I’ve had more than my share of interaction with owls. There were two owls living in my grandfather’s pasture: one in the giant pin oak at the end of the driveway, the other in a hickory on a little knoll in the meadow. They’d get to talking to one another at night…. “• ••• ••• •” back and forth all night. “No. Any mice over there?” “No. Any mice over there?” and so on.

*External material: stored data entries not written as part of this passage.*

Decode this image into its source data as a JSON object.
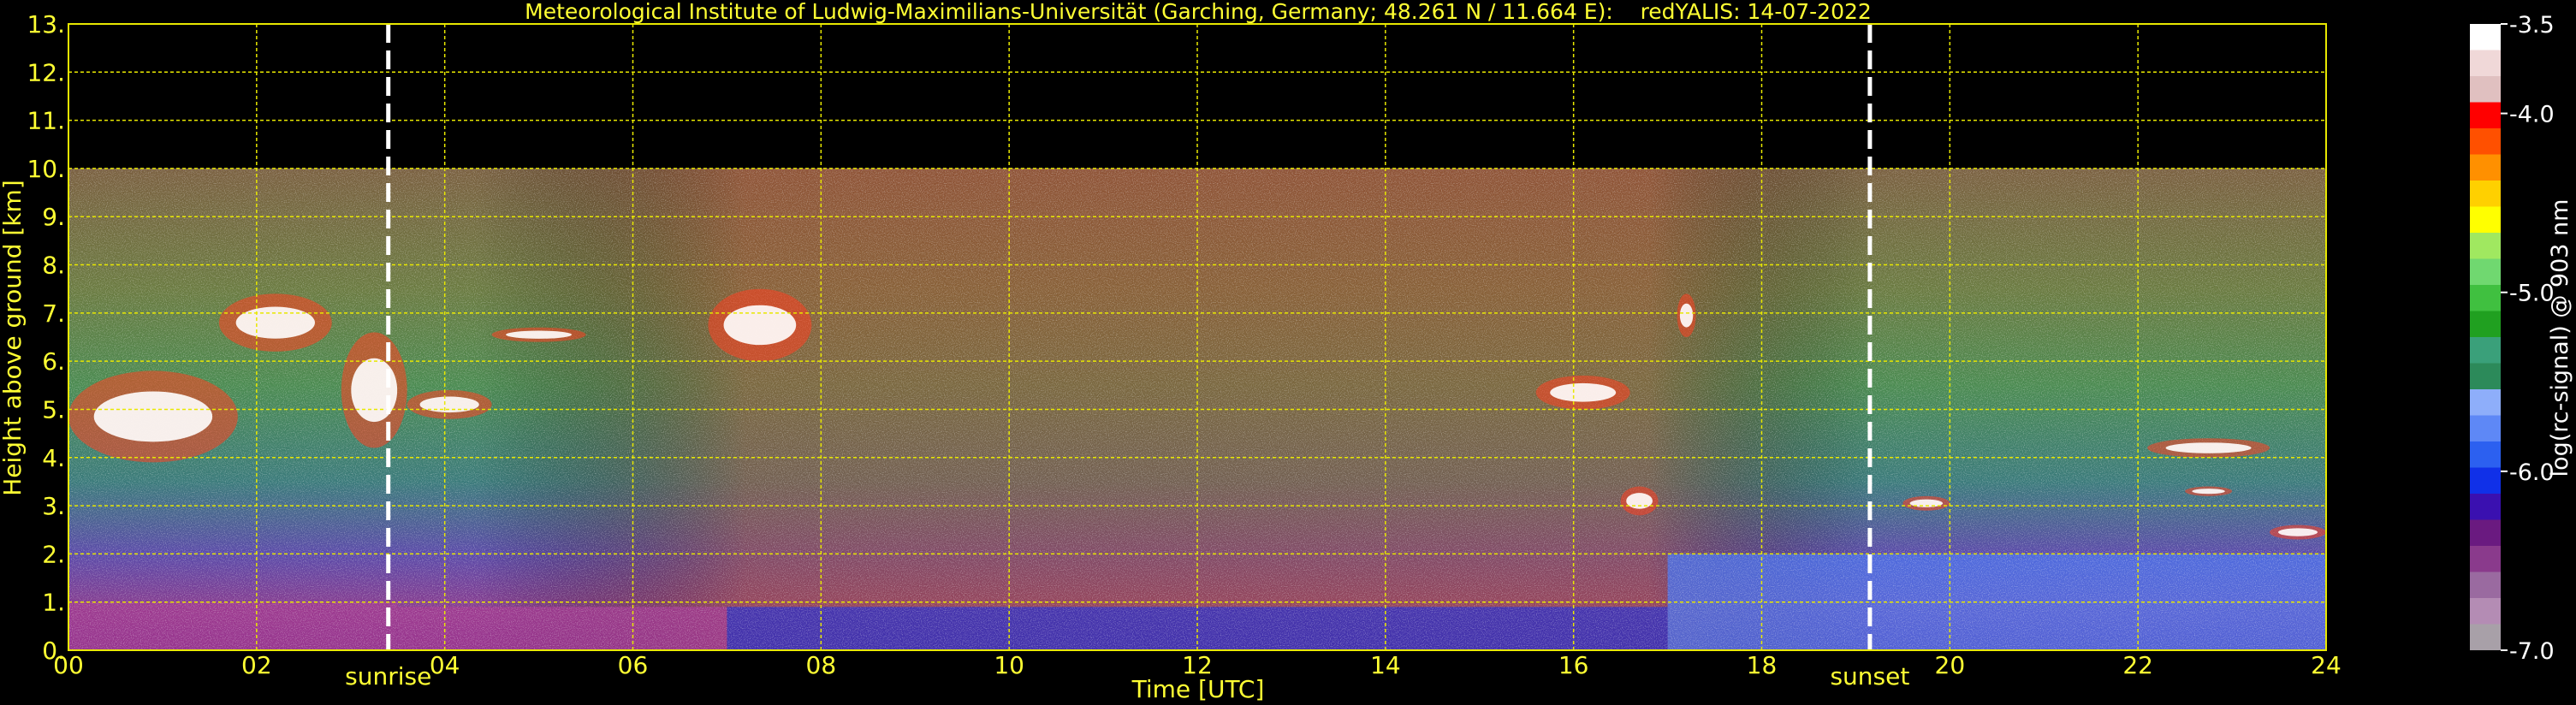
{
  "chart_data": {
    "type": "heatmap",
    "title": "Meteorological Institute of Ludwig-Maximilians-Universität (Garching, Germany; 48.261 N / 11.664 E):    redYALIS: 14-07-2022",
    "xlabel": "Time [UTC]",
    "ylabel": "Height above ground [km]",
    "xlim": [
      0,
      24
    ],
    "ylim": [
      0,
      13
    ],
    "x_ticks": [
      0,
      2,
      4,
      6,
      8,
      10,
      12,
      14,
      16,
      18,
      20,
      22,
      24
    ],
    "x_tick_labels": [
      "00",
      "02",
      "04",
      "06",
      "08",
      "10",
      "12",
      "14",
      "16",
      "18",
      "20",
      "22",
      "24"
    ],
    "y_ticks": [
      0,
      1,
      2,
      3,
      4,
      5,
      6,
      7,
      8,
      9,
      10,
      11,
      12,
      13
    ],
    "y_tick_labels": [
      "0.",
      "1.",
      "2.",
      "3.",
      "4.",
      "5.",
      "6.",
      "7.",
      "8.",
      "9.",
      "10.",
      "11.",
      "12.",
      "13."
    ],
    "grid": true,
    "data_top_km": 10,
    "markers": [
      {
        "label": "sunrise",
        "x": 3.4
      },
      {
        "label": "sunset",
        "x": 19.15
      }
    ],
    "colorbar": {
      "label": "log(rc-signal) @ 903 nm",
      "range": [
        -7.0,
        -3.5
      ],
      "ticks": [
        -3.5,
        -4.0,
        -5.0,
        -6.0,
        -7.0
      ],
      "tick_labels": [
        "-3.5",
        "-4.0",
        "-5.0",
        "-6.0",
        "-7.0"
      ],
      "colors": [
        "#a8a0a8",
        "#b48cb4",
        "#9a6aa0",
        "#8a3a8c",
        "#6a1a80",
        "#3a10b0",
        "#1030e8",
        "#2c60f0",
        "#5e88f6",
        "#8eaefa",
        "#2c8a5a",
        "#3aa07a",
        "#20a020",
        "#40c040",
        "#70d870",
        "#a0e860",
        "#ffff00",
        "#ffd000",
        "#ff9000",
        "#ff5000",
        "#ff0000",
        "#e0c0c0",
        "#f0d8d8",
        "#ffffff"
      ]
    },
    "clouds": [
      {
        "t0": 0.0,
        "t1": 1.8,
        "h0": 3.9,
        "h1": 5.8
      },
      {
        "t0": 1.6,
        "t1": 2.8,
        "h0": 6.2,
        "h1": 7.4
      },
      {
        "t0": 2.9,
        "t1": 3.6,
        "h0": 4.2,
        "h1": 6.6
      },
      {
        "t0": 3.6,
        "t1": 4.5,
        "h0": 4.8,
        "h1": 5.4
      },
      {
        "t0": 4.5,
        "t1": 5.5,
        "h0": 6.4,
        "h1": 6.7
      },
      {
        "t0": 6.8,
        "t1": 7.9,
        "h0": 6.0,
        "h1": 7.5
      },
      {
        "t0": 15.6,
        "t1": 16.6,
        "h0": 5.0,
        "h1": 5.7
      },
      {
        "t0": 16.5,
        "t1": 16.9,
        "h0": 2.8,
        "h1": 3.4
      },
      {
        "t0": 17.1,
        "t1": 17.3,
        "h0": 6.5,
        "h1": 7.4
      },
      {
        "t0": 19.5,
        "t1": 20.0,
        "h0": 2.9,
        "h1": 3.2
      },
      {
        "t0": 22.1,
        "t1": 23.4,
        "h0": 4.0,
        "h1": 4.4
      },
      {
        "t0": 22.5,
        "t1": 23.0,
        "h0": 3.2,
        "h1": 3.4
      },
      {
        "t0": 23.4,
        "t1": 24.0,
        "h0": 2.3,
        "h1": 2.6
      }
    ],
    "boundary_layer": [
      {
        "t0": 0.0,
        "t1": 3.5,
        "h1": 1.0
      },
      {
        "t0": 3.5,
        "t1": 7.0,
        "h1": 0.9
      },
      {
        "t0": 7.0,
        "t1": 17.0,
        "h1": 0.9
      },
      {
        "t0": 17.0,
        "t1": 24.0,
        "h1": 2.0
      }
    ]
  }
}
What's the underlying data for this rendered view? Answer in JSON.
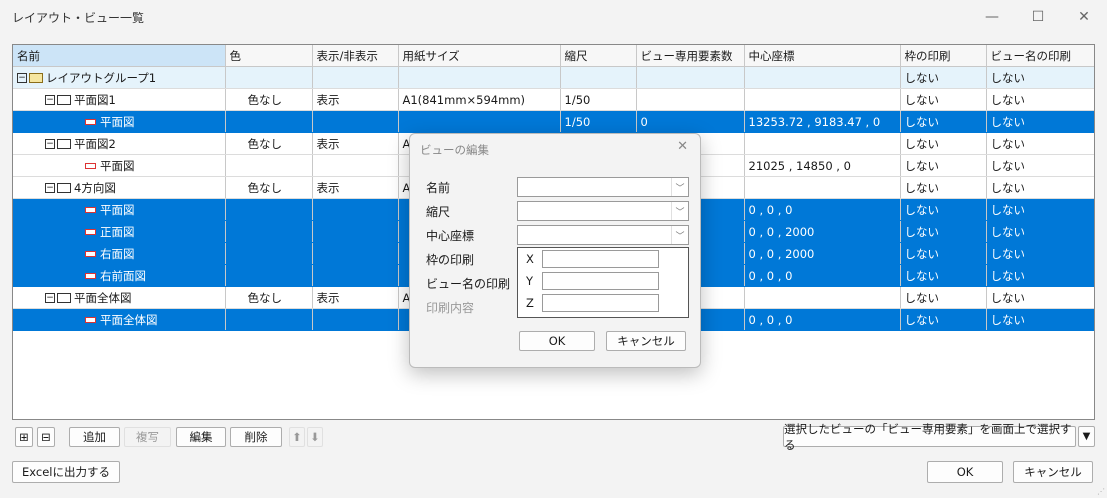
{
  "window": {
    "title": "レイアウト・ビュー一覧",
    "minimize": "—",
    "maximize": "☐",
    "close": "✕"
  },
  "table": {
    "headers": [
      "名前",
      "色",
      "表示/非表示",
      "用紙サイズ",
      "縮尺",
      "ビュー専用要素数",
      "中心座標",
      "枠の印刷",
      "ビュー名の印刷"
    ],
    "rows": [
      {
        "type": "group",
        "level": 0,
        "name": "レイアウトグループ1",
        "color": "",
        "visible": "",
        "paper": "",
        "scale": "",
        "count": "",
        "center": "",
        "frame": "しない",
        "viewname": "しない"
      },
      {
        "type": "layout",
        "level": 1,
        "name": "平面図1",
        "color": "色なし",
        "visible": "表示",
        "paper": "A1(841mm×594mm)",
        "scale": "1/50",
        "count": "",
        "center": "",
        "frame": "しない",
        "viewname": "しない"
      },
      {
        "type": "view",
        "level": 2,
        "selected": true,
        "name": "平面図",
        "color": "",
        "visible": "",
        "paper": "",
        "scale": "1/50",
        "count": "0",
        "center": "13253.72 , 9183.47 , 0",
        "frame": "しない",
        "viewname": "しない"
      },
      {
        "type": "layout",
        "level": 1,
        "name": "平面図2",
        "color": "色なし",
        "visible": "表示",
        "paper": "A",
        "scale": "",
        "count": "",
        "center": "",
        "frame": "しない",
        "viewname": "しない"
      },
      {
        "type": "view",
        "level": 2,
        "selected": false,
        "name": "平面図",
        "color": "",
        "visible": "",
        "paper": "",
        "scale": "",
        "count": "",
        "center": "21025 , 14850 , 0",
        "frame": "しない",
        "viewname": "しない"
      },
      {
        "type": "layout",
        "level": 1,
        "name": "4方向図",
        "color": "色なし",
        "visible": "表示",
        "paper": "A",
        "scale": "",
        "count": "",
        "center": "",
        "frame": "しない",
        "viewname": "しない"
      },
      {
        "type": "view",
        "level": 2,
        "selected": true,
        "name": "平面図",
        "color": "",
        "visible": "",
        "paper": "",
        "scale": "",
        "count": "",
        "center": "0 , 0 , 0",
        "frame": "しない",
        "viewname": "しない"
      },
      {
        "type": "view",
        "level": 2,
        "selected": true,
        "name": "正面図",
        "color": "",
        "visible": "",
        "paper": "",
        "scale": "",
        "count": "",
        "center": "0 , 0 , 2000",
        "frame": "しない",
        "viewname": "しない"
      },
      {
        "type": "view",
        "level": 2,
        "selected": true,
        "name": "右面図",
        "color": "",
        "visible": "",
        "paper": "",
        "scale": "",
        "count": "",
        "center": "0 , 0 , 2000",
        "frame": "しない",
        "viewname": "しない"
      },
      {
        "type": "view",
        "level": 2,
        "selected": true,
        "name": "右前面図",
        "color": "",
        "visible": "",
        "paper": "",
        "scale": "",
        "count": "",
        "center": "0 , 0 , 0",
        "frame": "しない",
        "viewname": "しない"
      },
      {
        "type": "layout",
        "level": 1,
        "name": "平面全体図",
        "color": "色なし",
        "visible": "表示",
        "paper": "A",
        "scale": "",
        "count": "",
        "center": "",
        "frame": "しない",
        "viewname": "しない"
      },
      {
        "type": "view",
        "level": 2,
        "selected": true,
        "name": "平面全体図",
        "color": "",
        "visible": "",
        "paper": "",
        "scale": "",
        "count": "",
        "center": "0 , 0 , 0",
        "frame": "しない",
        "viewname": "しない"
      }
    ]
  },
  "toolbar": {
    "expand": "⊞",
    "collapse": "⊟",
    "add": "追加",
    "copy": "複写",
    "edit": "編集",
    "delete": "削除",
    "up": "⬆",
    "down": "⬇",
    "select_view_elements": "選択したビューの「ビュー専用要素」を画面上で選択する",
    "dropdown_arrow": "▼"
  },
  "footer": {
    "excel": "Excelに出力する",
    "ok": "OK",
    "cancel": "キャンセル"
  },
  "dialog": {
    "title": "ビューの編集",
    "close": "✕",
    "name_label": "名前",
    "scale_label": "縮尺",
    "center_label": "中心座標",
    "frame_label": "枠の印刷",
    "viewname_label": "ビュー名の印刷",
    "print_content_label": "印刷内容",
    "x_label": "X",
    "y_label": "Y",
    "z_label": "Z",
    "combo_arrow": "﹀",
    "ok": "OK",
    "cancel": "キャンセル"
  },
  "colors": {
    "selection": "#0078d7",
    "group_row": "#e5f3fb",
    "header_selected": "#cce4f7",
    "view_icon": "#dd3333"
  }
}
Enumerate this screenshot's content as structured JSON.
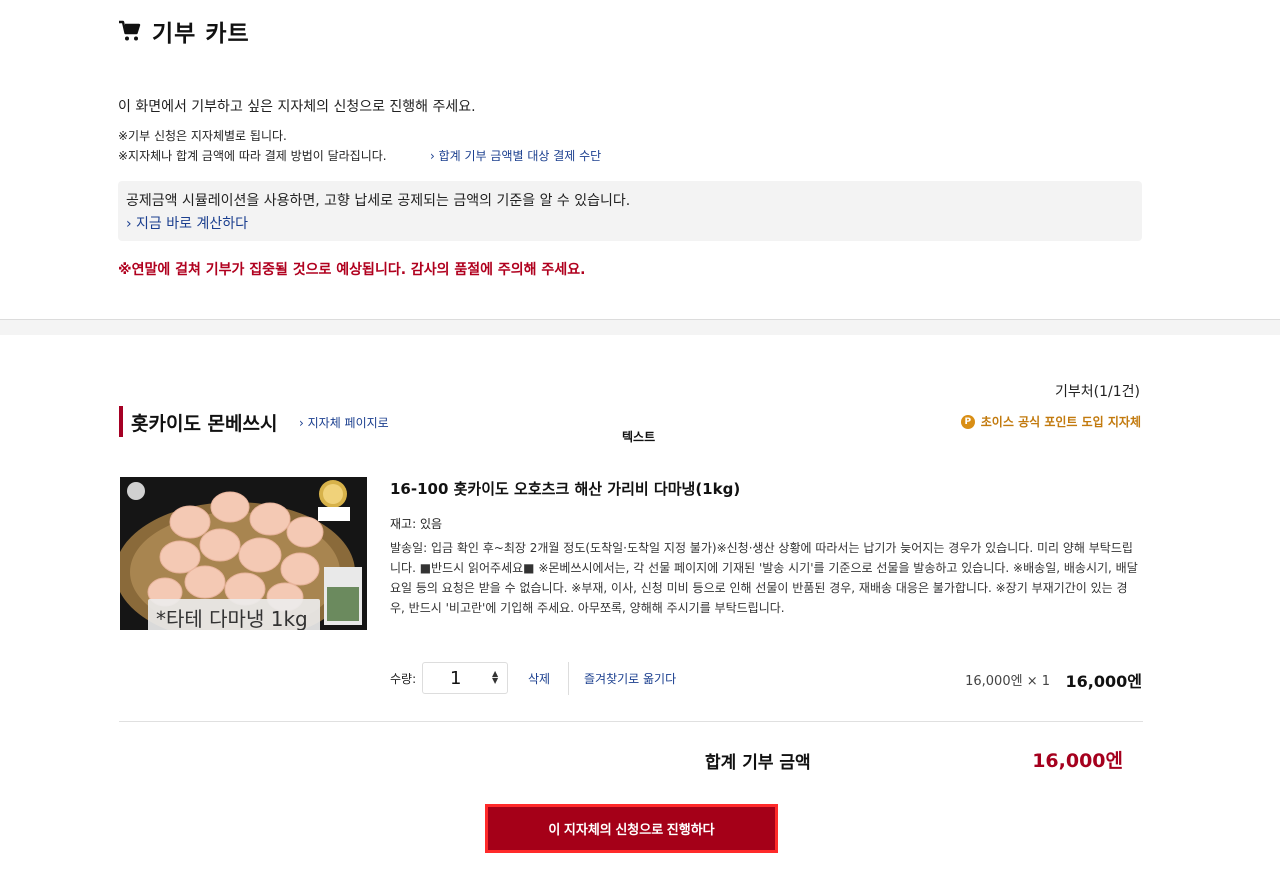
{
  "header": {
    "icon": "cart-icon",
    "title": "기부 카트"
  },
  "intro": {
    "main_text": "이 화면에서 기부하고 싶은 지자체의 신청으로 진행해 주세요.",
    "note1": "※기부 신청은 지자체별로 됩니다.",
    "note2": "※지자체나 합계 금액에 따라 결제 방법이 달라집니다.",
    "note2_link": "› 합계 기부 금액별 대상 결제 수단"
  },
  "simulation": {
    "text": "공제금액 시뮬레이션을 사용하면, 고향 납세로 공제되는 금액의 기준을 알 수 있습니다.",
    "link": "› 지금 바로 계산하다"
  },
  "warning": "※연말에 걸쳐 기부가 집중될 것으로 예상됩니다. 감사의 품절에 주의해 주세요.",
  "cart": {
    "count_label": "기부처(1/1건)",
    "municipality": {
      "name": "홋카이도 몬베쓰시",
      "link": "› 지자체 페이지로",
      "extra_text": "텍스트",
      "point_icon_letter": "P",
      "point_label": "초이스 공식 포인트 도입 지자체"
    },
    "item": {
      "image_caption": "*타테 다마냉 1kg",
      "name": "16-100 홋카이도 오호츠크 해산 가리비 다마냉(1kg)",
      "stock": "재고: 있음",
      "description": "발송일: 입금 확인 후~최장 2개월 정도(도착일·도착일 지정 불가)※신청·생산 상황에 따라서는 납기가 늦어지는 경우가 있습니다. 미리 양해 부탁드립니다. ■반드시 읽어주세요■ ※몬베쓰시에서는, 각 선물 페이지에 기재된 '발송 시기'를 기준으로 선물을 발송하고 있습니다. ※배송일, 배송시기, 배달 요일 등의 요청은 받을 수 없습니다. ※부재, 이사, 신청 미비 등으로 인해 선물이 반품된 경우, 재배송 대응은 불가합니다. ※장기 부재기간이 있는 경우, 반드시 '비고란'에 기입해 주세요. 아무쪼록, 양해해 주시기를 부탁드립니다.",
      "qty_label": "수량:",
      "qty_value": "1",
      "delete_label": "삭제",
      "favorite_label": "즐겨찾기로 옮기다",
      "unit_price": "16,000엔 × 1",
      "line_total": "16,000엔"
    },
    "total_label": "합계 기부 금액",
    "total_value": "16,000엔",
    "proceed_button": "이 지자체의 신청으로 진행하다"
  },
  "colors": {
    "accent": "#a50018",
    "link": "#1b3f8f",
    "warning": "#b0001e",
    "point": "#d98e14"
  }
}
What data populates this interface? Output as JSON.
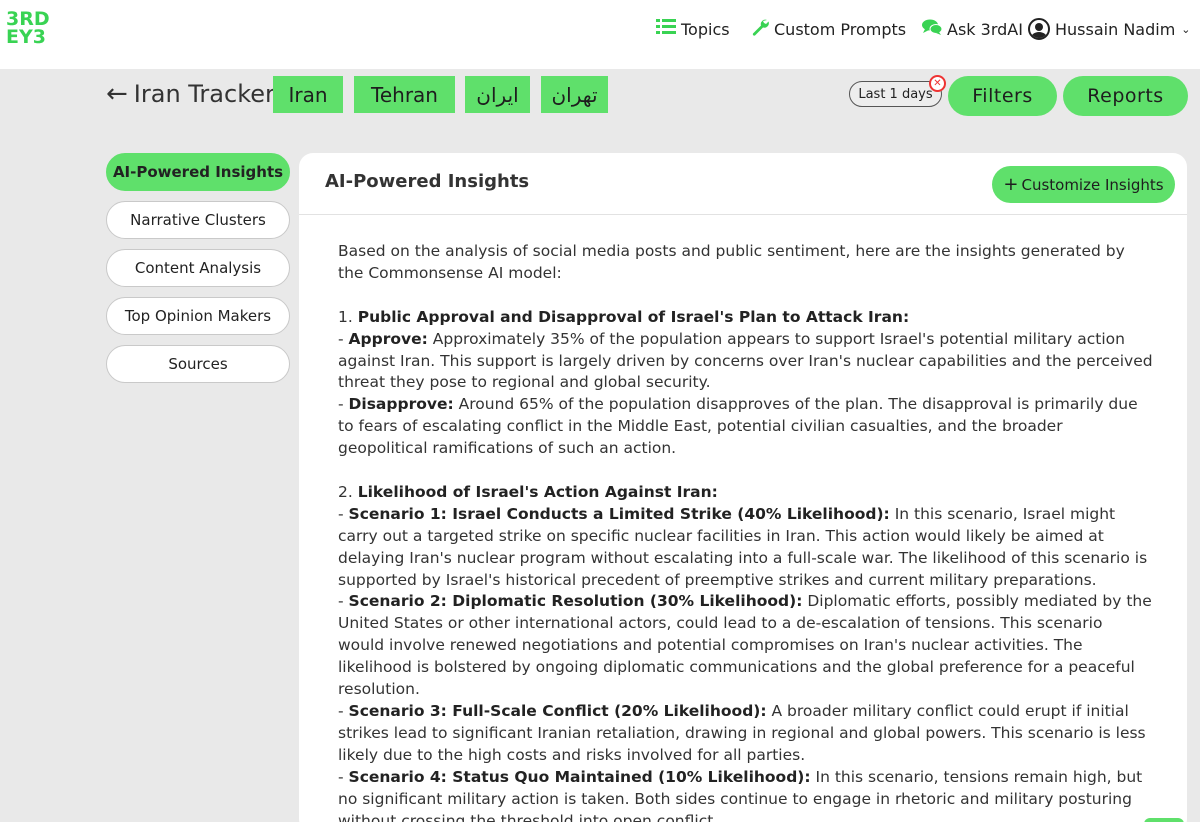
{
  "logo": {
    "line1": "3RD",
    "line2": "EY3"
  },
  "nav": {
    "topics": "Topics",
    "custom_prompts": "Custom Prompts",
    "ask": "Ask 3rdAI",
    "user": "Hussain Nadim"
  },
  "tracker": {
    "title": "Iran Tracker",
    "keywords": [
      "Iran",
      "Tehran",
      "ایران",
      "تهران"
    ],
    "time_filter": "Last 1 days",
    "filters_label": "Filters",
    "reports_label": "Reports"
  },
  "sidebar": {
    "items": [
      {
        "label": "AI-Powered Insights",
        "active": true
      },
      {
        "label": "Narrative Clusters",
        "active": false
      },
      {
        "label": "Content Analysis",
        "active": false
      },
      {
        "label": "Top Opinion Makers",
        "active": false
      },
      {
        "label": "Sources",
        "active": false
      }
    ]
  },
  "panel": {
    "title": "AI-Powered Insights",
    "customize_label": "Customize Insights",
    "intro": "Based on the analysis of social media posts and public sentiment, here are the insights generated by the Commonsense AI model:",
    "section1": {
      "heading_num": "1. ",
      "heading": "Public Approval and Disapproval of Israel's Plan to Attack Iran:",
      "items": [
        {
          "label": "Approve:",
          "text": " Approximately 35% of the population appears to support Israel's potential military action against Iran. This support is largely driven by concerns over Iran's nuclear capabilities and the perceived threat they pose to regional and global security."
        },
        {
          "label": "Disapprove:",
          "text": " Around 65% of the population disapproves of the plan. The disapproval is primarily due to fears of escalating conflict in the Middle East, potential civilian casualties, and the broader geopolitical ramifications of such an action."
        }
      ]
    },
    "section2": {
      "heading_num": "2. ",
      "heading": "Likelihood of Israel's Action Against Iran:",
      "items": [
        {
          "label": "Scenario 1: Israel Conducts a Limited Strike (40% Likelihood):",
          "text": " In this scenario, Israel might carry out a targeted strike on specific nuclear facilities in Iran. This action would likely be aimed at delaying Iran's nuclear program without escalating into a full-scale war. The likelihood of this scenario is supported by Israel's historical precedent of preemptive strikes and current military preparations."
        },
        {
          "label": "Scenario 2: Diplomatic Resolution (30% Likelihood):",
          "text": " Diplomatic efforts, possibly mediated by the United States or other international actors, could lead to a de-escalation of tensions. This scenario would involve renewed negotiations and potential compromises on Iran's nuclear activities. The likelihood is bolstered by ongoing diplomatic communications and the global preference for a peaceful resolution."
        },
        {
          "label": "Scenario 3: Full-Scale Conflict (20% Likelihood):",
          "text": " A broader military conflict could erupt if initial strikes lead to significant Iranian retaliation, drawing in regional and global powers. This scenario is less likely due to the high costs and risks involved for all parties."
        },
        {
          "label": "Scenario 4: Status Quo Maintained (10% Likelihood):",
          "text": " In this scenario, tensions remain high, but no significant military action is taken. Both sides continue to engage in rhetoric and military posturing without crossing the threshold into open conflict."
        }
      ]
    }
  },
  "colors": {
    "accent": "#5fe06b",
    "logo": "#39d353",
    "background": "#e9e9e9",
    "close": "#ee3333"
  }
}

The Great Horned inhabitant of the oak by my cottage was a full-grown adult with a 4′ wingspan. I was standing in the yard watching Comet Hale-Bopp with my grandfather’s ‘big eyes’ binoculars when this owl swooped 3′ over my head in the act of killing a mouse 15′ behind me, all in silence save the sound of rushing wind and my heart in my ears. It was impressive in precisely the same way as a Blue Angels/Thunderbirds aerial show is.
…so respect to owls, Bubo virginianus perhaps chief among them. If you’re looking to have your breath taken away by an owl, look no further than this metric of the visual acuity of Tyto alba, the barn owl [my bold]:
The density of receptor cells in the retina also allows birds to see in very dim light. Barn Owls can see an object at 2 meters with an illumination of .00000073 foot candles. This is equivalent to a person seeing an object by the light of a match a mile away.